Square Peg Capital also returned as an investor in this Series C round, after it led the B round, and a consortium of other investors contributed money. Former Prime Minister Malcolm Turnbull and his wife Lucy are also investors in HealthMatch.
Ms Gunawardena said the funding will be sufficient for at least 18 months, when we hope that market sentiment will recover.
“A few months ago, like many startups, we had to face a correction in the market and adapt to the changing environment, but our mission has not changed. We are still trying to solve a really big problem, and closing this funding allows us to focus on that,” she said.
“We are building a sustainable company, and the biggest change has been to prioritize working with a smaller team.
“We’ve been fortunate to have our existing investors come back, because I’ve noticed a change in the funding environment and how quickly there are a lot of pens, and investors are changing their expectations of what they want.”
Ms Gunawardena declined to say whether it had received a valuation in the current round, or whether it had maintained or increased its previous value, but said she was pleased with where it had fallen in current market conditions.
When you are He wrote to his investors in July Before the current funding round, Square Peg listed its 18.2 percent stake in HealthMatch at $11.1 million, although Ms. Gunawardena rejected the suggestion that this valued her company at $60.9 million.
Last week, Alistair Coleman, a partner at Folklore Ventures, lamented on social media about the emergence of predatory venture capital behavior in recent months, including investors behaving like CEOs, preferred stocks diluting the founder’s potential returns and funding attempts. That was aborted to return again on preferential terms. .
He said his fund had invested again because it remained as committed to Ms. Gunawardena’s vision as it had been in 2017.
“In just a few years, HealthMatch has demonstrated the importance of its global mission, showing the world that a patient-centered approach to solving a fundamental problem in the life sciences is&“D can be beneficial for both patients and clinicians,” said Mr. Coleman.
Since its launch in the US last October, HealthMatch has been logging 100,000 new user registrations per month, a much faster rate than Australia. Gunawardena has attributed this rapid growth rate to a lack of Medicare-style access to major health care and drug providers, particularly in diverse and underserved communities.
She said HealthMatch has been working with global drug companies including Roche and AbbVie & Boehringer Ingelheim as well as emerging biotechnology companies such as Imugene & Notable ex-contract research organizations to provide patients with their experiences.

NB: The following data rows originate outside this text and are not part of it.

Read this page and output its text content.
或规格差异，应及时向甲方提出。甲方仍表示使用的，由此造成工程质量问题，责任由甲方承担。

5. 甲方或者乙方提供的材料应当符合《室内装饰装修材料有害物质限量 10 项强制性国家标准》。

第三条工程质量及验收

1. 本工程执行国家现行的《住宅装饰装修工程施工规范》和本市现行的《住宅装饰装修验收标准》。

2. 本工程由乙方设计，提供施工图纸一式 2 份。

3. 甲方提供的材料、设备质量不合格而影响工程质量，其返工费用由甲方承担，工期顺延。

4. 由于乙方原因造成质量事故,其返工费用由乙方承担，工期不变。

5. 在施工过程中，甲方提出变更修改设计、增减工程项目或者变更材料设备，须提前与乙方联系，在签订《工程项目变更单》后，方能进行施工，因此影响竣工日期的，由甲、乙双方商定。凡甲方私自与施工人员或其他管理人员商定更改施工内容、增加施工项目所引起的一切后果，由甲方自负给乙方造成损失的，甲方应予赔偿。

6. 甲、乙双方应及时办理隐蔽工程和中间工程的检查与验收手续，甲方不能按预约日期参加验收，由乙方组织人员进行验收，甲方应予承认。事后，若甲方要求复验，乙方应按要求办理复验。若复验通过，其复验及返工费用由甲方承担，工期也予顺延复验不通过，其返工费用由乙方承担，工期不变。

One outcome of the funding round is to enable HealthMatch to recruit more employees in the US and Australia, and to further develop its platform. Targeting 10 million users, it aims to gain more beta sites in the US as well as the initial 800 sites that have been secured.
As part of a rethink of its recent strategy, it has scaled back work on some long-term plans, related to data products to be sold to the healthcare industry, in favor of focusing on its core business.
“We are planning to expand our team and hiring in this new strategy, and a new chapter for the company,” said Ms. Gunawardena.
“We really welcome the opportunity to rehire some of those employees who have left if they want to join, but we will do so in a calculated way.
“Obviously staffing across the industry is a bit more volatile, but we have the capital, we are solving an important problem, and we are making real progress. So we will build the team again, and we will focus on the areas that we need.”